3. Antifungal Therapy (if fungal infection is the cause)
Antifungal therapy is required when a leukemoid reaction is triggered by a severe fungal infection, a scenario that is relatively rare but occasionally seen in immunocompromised patients. Common pharmacological agents used in these cases include fluconazole, amphotericin B, and voriconazole, with the specific choice of medication depending on the underlying fungal pathogen identified as the cause of the intense inflammatory response.
CONCLUSION
Leukemoid reaction is a transient, exaggerated, and non-malignant elevation of the white blood cell count that mimics leukemia but arises as a physiological response to severe infection, systemic inflammation, stress, drugs, or cytokine-producing tumors.

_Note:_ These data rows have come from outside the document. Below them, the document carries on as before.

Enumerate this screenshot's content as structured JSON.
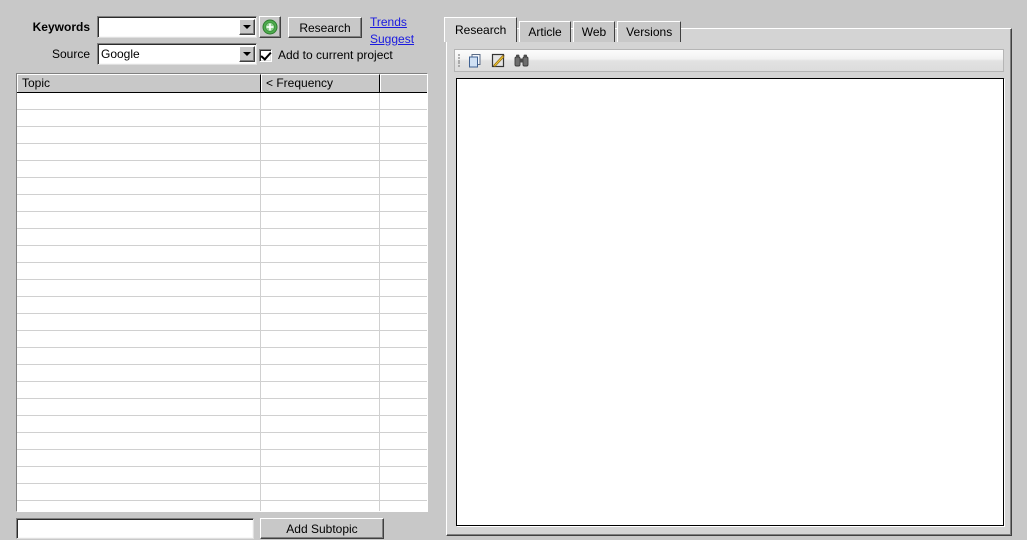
{
  "left": {
    "keywords_label": "Keywords",
    "source_label": "Source",
    "keywords_value": "",
    "keywords_placeholder": "",
    "source_value": "Google",
    "source_options": [
      "Google"
    ],
    "add_button_icon": "add-circle-green-icon",
    "research_button": "Research",
    "links": {
      "trends": "Trends",
      "suggest": "Suggest"
    },
    "checkbox": {
      "label": "Add to current project",
      "checked": true
    },
    "grid": {
      "columns": [
        "Topic",
        "< Frequency",
        ""
      ],
      "rows": [],
      "row_count": 25
    },
    "subtopic_input_value": "",
    "add_subtopic_button": "Add Subtopic"
  },
  "right": {
    "tabs": [
      {
        "label": "Research",
        "active": true
      },
      {
        "label": "Article",
        "active": false
      },
      {
        "label": "Web",
        "active": false
      },
      {
        "label": "Versions",
        "active": false
      }
    ],
    "toolbar": {
      "buttons": [
        {
          "name": "copy-icon",
          "title": "Copy"
        },
        {
          "name": "edit-note-icon",
          "title": "Edit"
        },
        {
          "name": "binoculars-find-icon",
          "title": "Find"
        }
      ]
    },
    "content_text": ""
  },
  "colors": {
    "window_bg": "#c8c8c8",
    "panel_bg": "#d4d4d4",
    "link": "#1a1ae0",
    "field_bg": "#ffffff",
    "accent_green": "#3faa3f"
  }
}
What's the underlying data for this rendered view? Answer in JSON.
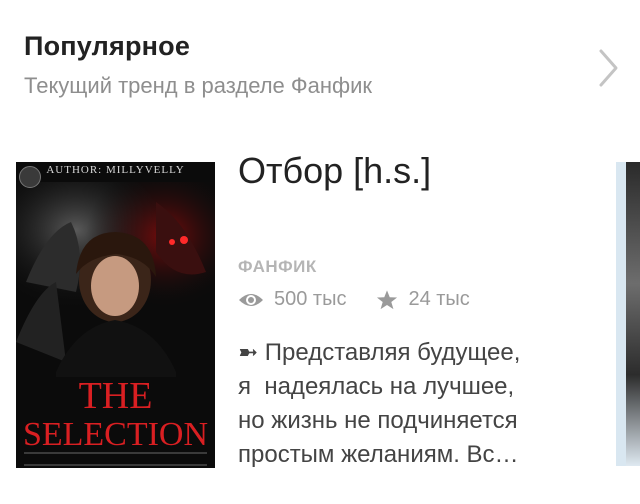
{
  "section": {
    "title": "Популярное",
    "subtitle": "Текущий тренд в разделе Фанфик"
  },
  "icons": {
    "more": "chevron-right-icon",
    "reads": "eye-icon",
    "votes": "star-icon"
  },
  "story": {
    "title": "Отбор [h.s.]",
    "genre": "ФАНФИК",
    "reads": "500 тыс",
    "votes": "24 тыс",
    "description": "➼ Представляя будущее,\nя  надеялась на лучшее,\nно жизнь не подчиняется\nпростым желаниям. Вс…",
    "cover": {
      "author": "AUTHOR: MILLYVELLY",
      "title_line1": "THE",
      "title_line2": "SELECTION"
    }
  },
  "colors": {
    "title": "#222222",
    "muted": "#8e8e8e",
    "cover_title": "#d91f22"
  }
}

Accurate diagnosis requires careful correlation of clinical findings with laboratory data, including a differential leukocyte count, peripheral smear evaluation, inflammatory markers, and exclusion of hematologic malignancies through molecular and cytogenetic testing when necessary. The leukocyte alkaline phosphatase (LAP) score and the absence of blasts or basophilia on smear are key features distinguishing it from chronic myeloid leukemia.
Importantly, leukemoid reaction does not require direct hematologic treatment. Management focuses on identifying and treating the underlying precipitating condition, such as infection, inflammation, drug-induced changes, or malignancy. Upon correction of the primary cause, the leukocyte count typically returns to normal, confirming the reactive nature of the process. Early recognition is crucial, as misdiagnosis may lead to unnecessary investigations or inappropriate therapy. Thus, leukemoid reaction should be approached as a marker of severe physiological stress rather than a standalone disease entity, with clinical context guiding both diagnosis and treatment.